In telling these recollections to myself, I've invented nothing. All these thoughts and events are there, somehow, in my way my mind reads those small letters of my name on the front page of this small anthology. Such recollections always take me by surprise, but they never fail to occur. I glance at my copy of Theodore Roethke's poems, and see in my sprawling signature the anticipation of my first official creative writing class. The name in Wendell Berry's "Openings" reminds me of how thrilled I was to return to a place I could home and how much those poems helped me to identify that place. And on and on.

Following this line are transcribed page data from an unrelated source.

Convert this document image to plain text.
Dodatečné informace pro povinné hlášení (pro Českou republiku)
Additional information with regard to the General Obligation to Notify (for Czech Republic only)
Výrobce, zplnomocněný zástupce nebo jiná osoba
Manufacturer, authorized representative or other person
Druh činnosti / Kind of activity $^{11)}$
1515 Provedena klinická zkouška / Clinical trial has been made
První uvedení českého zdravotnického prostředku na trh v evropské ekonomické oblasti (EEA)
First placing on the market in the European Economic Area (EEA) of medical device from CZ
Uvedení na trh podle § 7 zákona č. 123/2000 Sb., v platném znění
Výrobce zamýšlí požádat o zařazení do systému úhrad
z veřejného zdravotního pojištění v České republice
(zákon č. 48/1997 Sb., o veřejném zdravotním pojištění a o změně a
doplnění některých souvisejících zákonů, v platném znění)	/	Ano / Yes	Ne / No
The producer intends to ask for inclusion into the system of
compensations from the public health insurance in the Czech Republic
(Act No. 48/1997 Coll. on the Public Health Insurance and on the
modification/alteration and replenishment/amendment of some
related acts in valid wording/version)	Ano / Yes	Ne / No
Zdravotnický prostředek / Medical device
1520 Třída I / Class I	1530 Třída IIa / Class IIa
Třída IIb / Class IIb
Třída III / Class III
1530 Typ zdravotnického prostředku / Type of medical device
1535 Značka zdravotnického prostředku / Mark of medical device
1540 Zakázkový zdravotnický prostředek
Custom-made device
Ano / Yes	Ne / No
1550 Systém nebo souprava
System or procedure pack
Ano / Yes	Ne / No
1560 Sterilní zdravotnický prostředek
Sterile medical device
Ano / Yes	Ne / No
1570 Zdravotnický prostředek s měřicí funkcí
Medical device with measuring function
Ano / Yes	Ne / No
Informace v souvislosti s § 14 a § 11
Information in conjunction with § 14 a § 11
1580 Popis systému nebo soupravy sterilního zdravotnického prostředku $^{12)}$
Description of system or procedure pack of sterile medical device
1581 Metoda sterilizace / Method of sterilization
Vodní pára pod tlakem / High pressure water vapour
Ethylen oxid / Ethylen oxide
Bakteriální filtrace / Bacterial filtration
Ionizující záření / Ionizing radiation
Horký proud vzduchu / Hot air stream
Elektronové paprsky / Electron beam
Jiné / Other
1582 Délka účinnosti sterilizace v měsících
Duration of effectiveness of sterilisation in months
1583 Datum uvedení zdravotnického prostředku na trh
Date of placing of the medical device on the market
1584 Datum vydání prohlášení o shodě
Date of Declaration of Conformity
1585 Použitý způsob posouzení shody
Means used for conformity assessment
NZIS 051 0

So I think I'd better start writing my name again in the books I add to my -- I really should say nascent -- library. It's not for nostalgia's sake, certainly not for a superficial trip down memory lane. My name is just another form of mapping a life that, as all lives do, pretty much resists mapping. My signatures are small cairns that mark, so clearly for me, the definite intersections of ideas and events that, after all, might neve r have happened.